Balance of Payments Flashcards
What is balance of payments?
Recording all transactions made between consumers,businesses and the government in one country with other nations
Inflows of foreign currency
counted as positive entry - exports
Outflows of foreign currency
Negative entry - Ei - imported goods and services
What three accounts can balance of payments be spilt into?
- Capital account
- Current account
- Financial account
What is a current account?
The current account is like a financial report card for a country. It keeps track of its transactions with other countries. This includes the buying and selling of goods (like electronics or clothes), services (like tourism or banking), income earned from abroad, and transfers (like foreign aid or money sent by people working in other countries). If a country is selling more than it’s buying (X>M), it has a surplus. If it’s buying more than it’s selling, it has a deficit.
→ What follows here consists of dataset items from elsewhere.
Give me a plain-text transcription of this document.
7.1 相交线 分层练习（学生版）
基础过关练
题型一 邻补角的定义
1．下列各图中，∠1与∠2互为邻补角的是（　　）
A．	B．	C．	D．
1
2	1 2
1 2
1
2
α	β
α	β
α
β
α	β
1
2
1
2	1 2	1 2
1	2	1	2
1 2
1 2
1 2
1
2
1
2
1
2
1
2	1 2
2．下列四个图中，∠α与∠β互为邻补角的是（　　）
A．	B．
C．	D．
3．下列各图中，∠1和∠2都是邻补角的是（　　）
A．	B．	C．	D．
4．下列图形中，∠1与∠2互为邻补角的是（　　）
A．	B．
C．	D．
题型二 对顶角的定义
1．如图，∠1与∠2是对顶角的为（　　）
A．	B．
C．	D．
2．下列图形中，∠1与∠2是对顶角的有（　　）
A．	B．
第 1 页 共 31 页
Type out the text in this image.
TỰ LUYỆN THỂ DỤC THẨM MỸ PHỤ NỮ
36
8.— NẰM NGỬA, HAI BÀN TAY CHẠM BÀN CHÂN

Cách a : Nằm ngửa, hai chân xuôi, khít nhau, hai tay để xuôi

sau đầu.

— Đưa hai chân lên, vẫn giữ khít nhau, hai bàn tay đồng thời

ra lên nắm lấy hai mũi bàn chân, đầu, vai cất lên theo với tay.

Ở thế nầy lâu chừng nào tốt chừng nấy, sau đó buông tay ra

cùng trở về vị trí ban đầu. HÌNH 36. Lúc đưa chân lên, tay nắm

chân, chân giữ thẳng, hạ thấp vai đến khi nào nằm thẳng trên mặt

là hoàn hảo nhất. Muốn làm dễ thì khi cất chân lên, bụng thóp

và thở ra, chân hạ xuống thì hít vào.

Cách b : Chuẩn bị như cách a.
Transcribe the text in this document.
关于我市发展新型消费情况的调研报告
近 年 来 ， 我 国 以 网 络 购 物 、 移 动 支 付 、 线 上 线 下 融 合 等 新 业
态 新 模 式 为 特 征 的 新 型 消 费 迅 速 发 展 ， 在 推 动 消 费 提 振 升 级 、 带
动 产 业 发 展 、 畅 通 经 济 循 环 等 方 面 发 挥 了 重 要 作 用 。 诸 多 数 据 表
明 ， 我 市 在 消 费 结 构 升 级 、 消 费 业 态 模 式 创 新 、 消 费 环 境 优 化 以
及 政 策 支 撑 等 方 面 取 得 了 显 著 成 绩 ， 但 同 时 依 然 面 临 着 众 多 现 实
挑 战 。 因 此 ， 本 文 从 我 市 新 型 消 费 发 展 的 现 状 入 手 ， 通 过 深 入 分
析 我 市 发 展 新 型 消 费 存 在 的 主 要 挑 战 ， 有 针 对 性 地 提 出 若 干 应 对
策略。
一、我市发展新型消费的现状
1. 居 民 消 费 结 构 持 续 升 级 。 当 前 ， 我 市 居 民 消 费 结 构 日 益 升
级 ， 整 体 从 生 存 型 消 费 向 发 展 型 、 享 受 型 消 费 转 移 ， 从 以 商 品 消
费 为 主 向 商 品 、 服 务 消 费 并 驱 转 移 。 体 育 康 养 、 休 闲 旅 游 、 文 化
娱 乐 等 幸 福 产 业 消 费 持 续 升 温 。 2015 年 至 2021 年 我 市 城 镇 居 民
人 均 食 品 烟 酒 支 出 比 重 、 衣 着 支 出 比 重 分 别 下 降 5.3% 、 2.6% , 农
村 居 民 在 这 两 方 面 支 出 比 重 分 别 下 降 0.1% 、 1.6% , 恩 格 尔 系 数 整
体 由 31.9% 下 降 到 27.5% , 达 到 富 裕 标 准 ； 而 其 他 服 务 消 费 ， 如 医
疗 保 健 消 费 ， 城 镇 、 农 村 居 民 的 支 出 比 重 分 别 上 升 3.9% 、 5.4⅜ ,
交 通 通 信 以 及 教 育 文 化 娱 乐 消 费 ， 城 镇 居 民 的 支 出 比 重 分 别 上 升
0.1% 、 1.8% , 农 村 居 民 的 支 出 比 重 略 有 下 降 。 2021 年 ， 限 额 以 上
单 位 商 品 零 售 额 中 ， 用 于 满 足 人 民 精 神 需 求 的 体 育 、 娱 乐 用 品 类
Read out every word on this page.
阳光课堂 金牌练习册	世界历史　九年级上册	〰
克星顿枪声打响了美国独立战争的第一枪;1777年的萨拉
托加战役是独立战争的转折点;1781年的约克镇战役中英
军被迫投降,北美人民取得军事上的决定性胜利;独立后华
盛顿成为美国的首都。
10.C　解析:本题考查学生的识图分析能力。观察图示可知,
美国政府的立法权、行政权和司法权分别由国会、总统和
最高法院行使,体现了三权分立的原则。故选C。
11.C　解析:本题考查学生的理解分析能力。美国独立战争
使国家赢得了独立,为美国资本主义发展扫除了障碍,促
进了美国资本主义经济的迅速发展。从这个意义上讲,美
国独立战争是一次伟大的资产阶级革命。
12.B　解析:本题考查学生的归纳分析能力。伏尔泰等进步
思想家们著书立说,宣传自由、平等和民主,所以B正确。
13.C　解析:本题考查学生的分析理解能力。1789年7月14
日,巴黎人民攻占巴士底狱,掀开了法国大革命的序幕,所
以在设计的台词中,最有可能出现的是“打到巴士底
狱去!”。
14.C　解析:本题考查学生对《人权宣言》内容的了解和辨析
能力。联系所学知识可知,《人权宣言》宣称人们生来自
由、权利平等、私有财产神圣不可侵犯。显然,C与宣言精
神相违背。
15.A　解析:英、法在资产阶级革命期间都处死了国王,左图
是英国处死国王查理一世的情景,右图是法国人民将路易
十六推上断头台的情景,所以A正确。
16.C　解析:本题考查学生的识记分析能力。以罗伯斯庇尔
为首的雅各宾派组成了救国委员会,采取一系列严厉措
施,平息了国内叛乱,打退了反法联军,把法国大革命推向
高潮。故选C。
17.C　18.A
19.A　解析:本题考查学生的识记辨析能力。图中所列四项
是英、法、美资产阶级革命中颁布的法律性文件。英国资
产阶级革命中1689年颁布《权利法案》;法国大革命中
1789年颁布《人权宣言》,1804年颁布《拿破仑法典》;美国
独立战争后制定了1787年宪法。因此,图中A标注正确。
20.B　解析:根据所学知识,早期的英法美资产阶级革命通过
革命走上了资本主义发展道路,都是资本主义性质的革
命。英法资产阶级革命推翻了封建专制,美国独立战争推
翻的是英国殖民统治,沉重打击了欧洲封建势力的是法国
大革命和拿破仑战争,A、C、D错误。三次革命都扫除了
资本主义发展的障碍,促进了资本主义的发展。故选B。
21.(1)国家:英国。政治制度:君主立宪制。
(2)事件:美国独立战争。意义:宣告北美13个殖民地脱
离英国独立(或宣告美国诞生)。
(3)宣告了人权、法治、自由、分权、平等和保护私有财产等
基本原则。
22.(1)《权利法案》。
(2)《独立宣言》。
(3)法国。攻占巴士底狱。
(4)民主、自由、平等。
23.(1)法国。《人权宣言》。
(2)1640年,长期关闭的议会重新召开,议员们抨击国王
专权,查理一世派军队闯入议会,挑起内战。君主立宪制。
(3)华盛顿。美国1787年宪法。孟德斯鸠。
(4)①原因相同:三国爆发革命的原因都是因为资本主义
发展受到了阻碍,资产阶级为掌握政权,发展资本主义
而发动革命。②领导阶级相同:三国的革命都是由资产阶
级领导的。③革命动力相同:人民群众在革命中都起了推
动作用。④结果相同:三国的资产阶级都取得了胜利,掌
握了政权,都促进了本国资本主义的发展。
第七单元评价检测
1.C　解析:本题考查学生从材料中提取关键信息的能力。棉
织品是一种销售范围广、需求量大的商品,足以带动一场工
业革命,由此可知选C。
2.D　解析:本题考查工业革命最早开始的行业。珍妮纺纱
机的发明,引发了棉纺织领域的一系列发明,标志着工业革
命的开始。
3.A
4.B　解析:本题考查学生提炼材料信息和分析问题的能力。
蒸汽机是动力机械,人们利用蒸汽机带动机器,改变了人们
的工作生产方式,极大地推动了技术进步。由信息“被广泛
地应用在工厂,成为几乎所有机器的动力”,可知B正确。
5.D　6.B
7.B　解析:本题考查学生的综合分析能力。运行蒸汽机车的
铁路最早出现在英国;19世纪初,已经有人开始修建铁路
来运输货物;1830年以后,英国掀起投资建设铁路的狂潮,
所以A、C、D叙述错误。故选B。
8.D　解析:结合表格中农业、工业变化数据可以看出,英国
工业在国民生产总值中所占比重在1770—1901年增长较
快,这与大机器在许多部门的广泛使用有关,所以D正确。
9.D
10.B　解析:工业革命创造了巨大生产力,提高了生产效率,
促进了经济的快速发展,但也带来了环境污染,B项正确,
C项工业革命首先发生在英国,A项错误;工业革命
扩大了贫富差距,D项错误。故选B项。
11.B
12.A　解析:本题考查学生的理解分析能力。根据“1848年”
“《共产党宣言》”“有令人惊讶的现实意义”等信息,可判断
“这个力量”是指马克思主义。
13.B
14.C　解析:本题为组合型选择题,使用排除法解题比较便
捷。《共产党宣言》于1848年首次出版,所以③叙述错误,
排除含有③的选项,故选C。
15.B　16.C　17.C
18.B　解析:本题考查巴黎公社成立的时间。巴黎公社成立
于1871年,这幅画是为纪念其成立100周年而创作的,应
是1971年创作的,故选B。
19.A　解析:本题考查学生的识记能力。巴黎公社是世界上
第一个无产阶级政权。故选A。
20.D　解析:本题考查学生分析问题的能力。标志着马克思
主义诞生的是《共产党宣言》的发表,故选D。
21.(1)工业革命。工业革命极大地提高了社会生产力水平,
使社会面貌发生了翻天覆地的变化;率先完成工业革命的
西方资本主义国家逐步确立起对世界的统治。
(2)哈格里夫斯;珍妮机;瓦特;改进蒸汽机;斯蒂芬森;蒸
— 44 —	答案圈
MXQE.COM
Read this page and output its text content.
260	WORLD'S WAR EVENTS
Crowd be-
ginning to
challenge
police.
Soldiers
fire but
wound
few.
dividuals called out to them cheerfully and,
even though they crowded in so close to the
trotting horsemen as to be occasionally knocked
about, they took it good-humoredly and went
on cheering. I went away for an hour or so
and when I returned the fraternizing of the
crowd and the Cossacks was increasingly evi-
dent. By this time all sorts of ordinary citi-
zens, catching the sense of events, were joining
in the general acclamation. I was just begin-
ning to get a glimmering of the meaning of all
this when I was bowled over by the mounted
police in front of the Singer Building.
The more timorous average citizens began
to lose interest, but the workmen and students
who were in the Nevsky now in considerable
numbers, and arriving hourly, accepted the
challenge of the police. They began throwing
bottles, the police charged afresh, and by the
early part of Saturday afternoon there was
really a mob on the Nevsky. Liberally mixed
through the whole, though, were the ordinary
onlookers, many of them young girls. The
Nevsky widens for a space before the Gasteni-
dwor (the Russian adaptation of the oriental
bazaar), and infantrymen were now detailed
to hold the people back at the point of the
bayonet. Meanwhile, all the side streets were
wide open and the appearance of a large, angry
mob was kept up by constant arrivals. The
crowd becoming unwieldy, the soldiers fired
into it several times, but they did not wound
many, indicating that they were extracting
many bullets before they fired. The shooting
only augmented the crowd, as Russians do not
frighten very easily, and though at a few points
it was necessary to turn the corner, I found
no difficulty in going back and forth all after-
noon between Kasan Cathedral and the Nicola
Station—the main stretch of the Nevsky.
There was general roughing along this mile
The current account helps us understand how well a country is doing economically in its interactions with the world (X<M).
Examples of trade balance in goods
Raw Materials
Net primary income
Profits, interest and dividends
What is capital account?
- Special savings account for a country in economics.
- Tracks buying and selling of assets and investments between a country and the rest of the world.
- Includes foreign direct investments, portfolio investments, changes in foreign exchange reserves.
- Purpose is to show how a country is investing and saving on a global scale.
- Works with the current account to provide a comprehensive view of a country’s economic interactions with other nations.
What is a financial account?
- Component of a country’s balance of payments in economics.
- Records international transactions involving financial assets, like stocks and bonds.
- Tracks changes in ownership of financial assets.
- Includes foreign direct investments, portfolio investments, and other financial instruments.
- Reflects the flow of money for investment purposes.
- Works alongside the current account and capital account to provide a complete picture of a country’s economic transactions with the rest of the world.
What does a current account deficit tell us?
few exports- low productivity/innovation
mant exports- we aren’t producing exports in demand
Weak NPI/NSI
What is NPI/NSI
- NPI means an investment that isn’t doing well, not making the expected returns.
- NSI refers to an investment that’s not standard, something different from the usual stocks and bonds, like hedge funds or other unconventional options. Both help assess how investments are performing and guide decisions on financial strategies.
What doesn’t it tell us?
Types of goods and services being exported/imported!